Photo Editing | Project Management | Grant Work | Fundraising: Ezras Nashim - Helping Women
I researched, drafted and won a National Geographic Society grant-winning proposal to document the first ever all-female EMT corps in the United States, Ezras Nashim, which I produced via documentary photography, video and reported text, and in 2021 published in The New York Times. This is a local continuation of my project on the fascinating all-female societies across the world, done in Brooklyn, New York during the coronavirus pandemic in 2020 and 2021.
- Ezras Nashim: Helping Women
Although coronavirus death rates double for men, the majority of the pandemic's collateral damage befalls women. Women have been increasingly vulnerable in this catastrophe, as the majority of the United States' healthcare and minimum wage workers, its small businesses, and the pandemic's jobless. And this isn't all that ails our female population: violence against women is up across the world, and access to oft-shuttered reproductive services is down.
And so, helping women win equal access to basic human rights, like physical health, emotional comfort and one’s choice in vocation, is ever more crucial.
One organization that aims at all three is an all-female EMT volunteer corps in Brooklyn — the first of its kind in the United States — of Jewish Orthodox women called Ezras Nashim (or “Helping Women” in Hebrew,) which formed after its counterparts in the influential all-male Hatzolah EMT corps revolted against working alongside them. Despite this, they gathered to offer emergency care especially to observant women, who'd experienced trauma or avoided medical care without the option of female EMTs.
Ezras Nashim succeeded in forming despite virulent opposition from their competitor all-male EMTs and the interconnected network of EMT industry decision-makers and conservative community members — thus changing the idea of women’s role in personal and professional spheres of the Orthodox community, and enabling religiously modest women to receive crucial medical care from other women.
This project aims to increase awareness of the often hard-to-access culture of the Orthodox Jewish community, and to remind that the age-old battle women face — women not being taken as seriously as their male colleagues — can meet avenues of hope and progress.
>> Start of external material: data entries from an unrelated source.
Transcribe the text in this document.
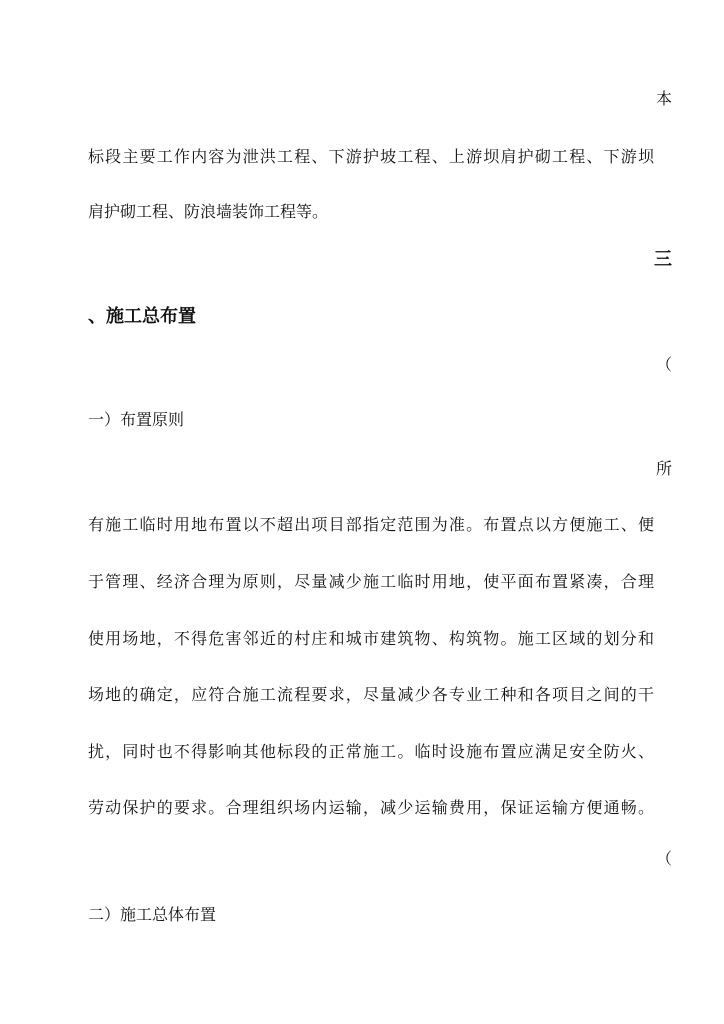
本
标段主要工作内容为泄洪工程、下游护坡工程、上游坝肩护砌工程、下游坝
肩护砌工程、防浪墙装饰工程等。
三
、施工总布置
（
一）布置原则
所
有施工临时用地布置以不超出项目部指定范围为准。布置点以方便施工、便
于管理、经济合理为原则，尽量减少施工临时用地，使平面布置紧凑，合理
使用场地，不得危害邻近的村庄和城市建筑物、构筑物。施工区域的划分和
场地的确定，应符合施工流程要求，尽量减少各专业工种和各项目之间的干
扰，同时也不得影响其他标段的正常施工。临时设施布置应满足安全防火、
劳动保护的要求。合理组织场内运输，减少运输费用，保证运输方便通畅。
（
二）施工总体布置
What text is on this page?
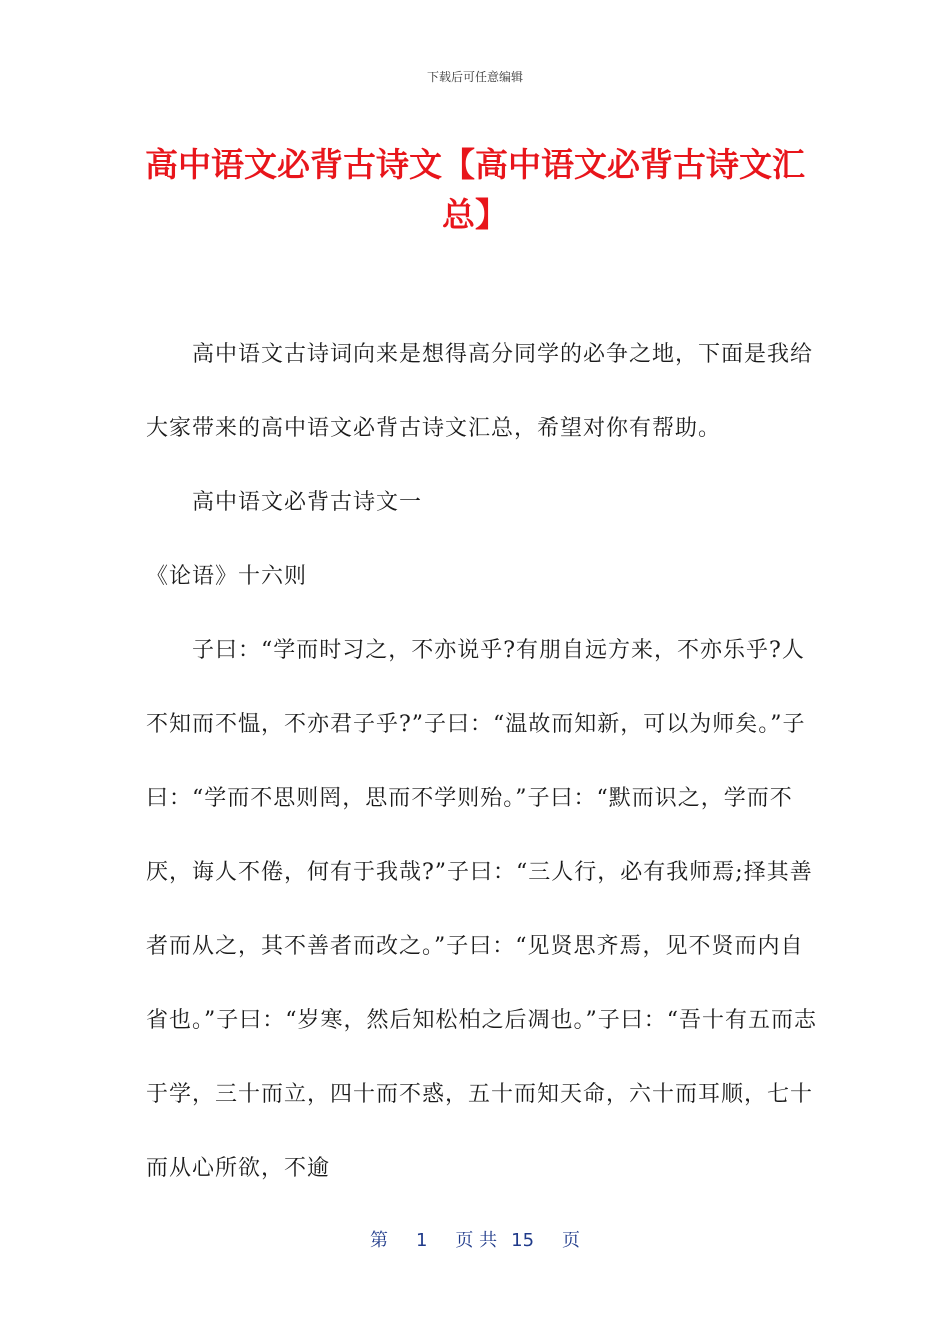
下载后可任意编辑
高中语文必背古诗文【高中语文必背古诗文汇总】

高中语文古诗词向来是想得高分同学的必争之地，下面是我给大家带来的高中语文必背古诗文汇总，希望对你有帮助。

高中语文必背古诗文一

《论语》十六则

子曰：“学而时习之，不亦说乎?有朋自远方来，不亦乐乎?人不知而不愠，不亦君子乎?”子曰：“温故而知新，可以为师矣。”子曰：“学而不思则罔，思而不学则殆。”子曰：“默而识之，学而不厌，诲人不倦，何有于我哉?”子曰：“三人行，必有我师焉;择其善者而从之，其不善者而改之。”子曰：“见贤思齐焉，见不贤而内自省也。”子曰：“岁寒，然后知松柏之后凋也。”子曰：“吾十有五而志于学，三十而立，四十而不惑，五十而知天命，六十而耳顺，七十而从心所欲，不逾

第 1 页 共 15 页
Within it, I intersect the themes of community, challenge, resilience, healthcare, and women’s rights at a time when pandemic realities make us refocus on the imperative aspects of equality and the survivability of human existence.
The ideal audience for this project is comprised of its two extremes: people who do not know much about the Orthodox Jewish community, and the people who do. It will be important for the unfamiliar to see it for the obvious reasons — to learn more about a community that has not had much exposure via traditional media outlets — and for those familiar with or from the community itself, to see representation of women fighting for equality, the comfort of fellow women, and the preservation of community culture, all within one organization. This is consequential to show, as Jewish Orthodox women are usually not represented in any imagery in traditional Orthodox media — meaning that even advertisements specifically targeted toward women and articles about women, do not contain portraits or imagery of women. This project therefore begins to fill the empty spaces young and adult women in the community encounter when they seek recognition, whether on paper or in the world beyond.